Je le regardais dans les yeux, incapable de faire quoique ce soit, mis à part de faire couler quelques larmes sur mes joues. Avec les quelques forces qu’il lui restait, il sortit un objet de sa poche.
- « Garde le, je te l’offre » murmura t’il.
C’était un médaillon, avec sur la face avant un lion, et sur la face arrière, le nom « DUPUY » était gravé. Je regardai Joseph, choquée, alors que venait son dernier souffle. C’est alors que je perdis connaissance à mon tour.

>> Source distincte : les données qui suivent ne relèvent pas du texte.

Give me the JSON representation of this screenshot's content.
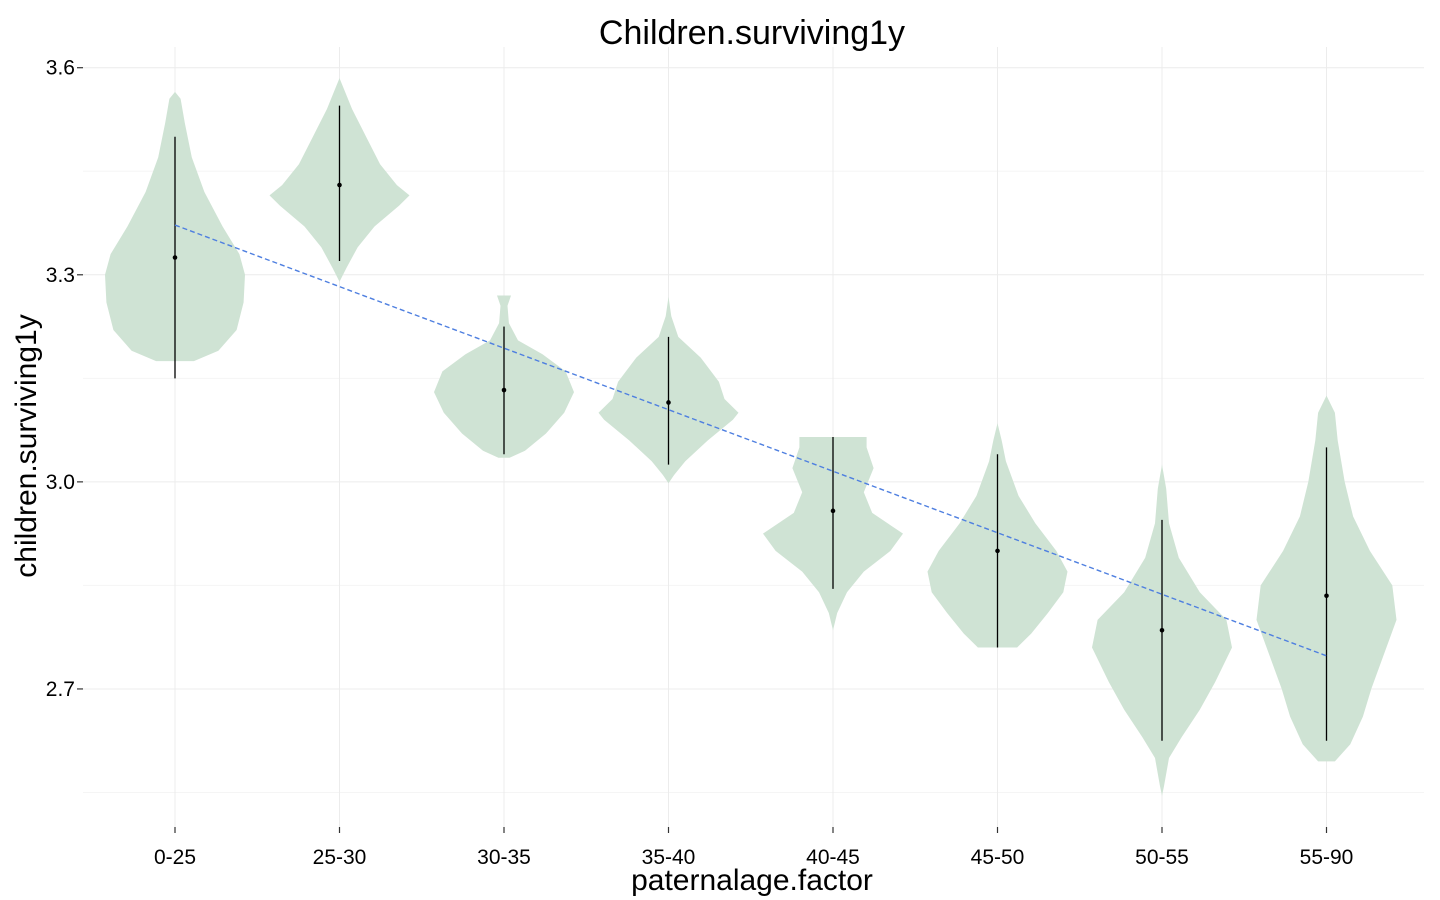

Je fus réveillée par le doux chant des oiseaux. J’ouvris doucement les yeux, et reconnu la belle forêt normande dans laquelle je m’étais endormie. Tout cela n’était alors qu’un mauvais rêve. Je repensa à Joseph. Bien qu’il n’eut jamais existé, beaucoup de soldats ont sûrement connu le même sort.
En tournant la tête, je vis Ulysse, qui tenait dans sa bouche, mon précieux médaillon.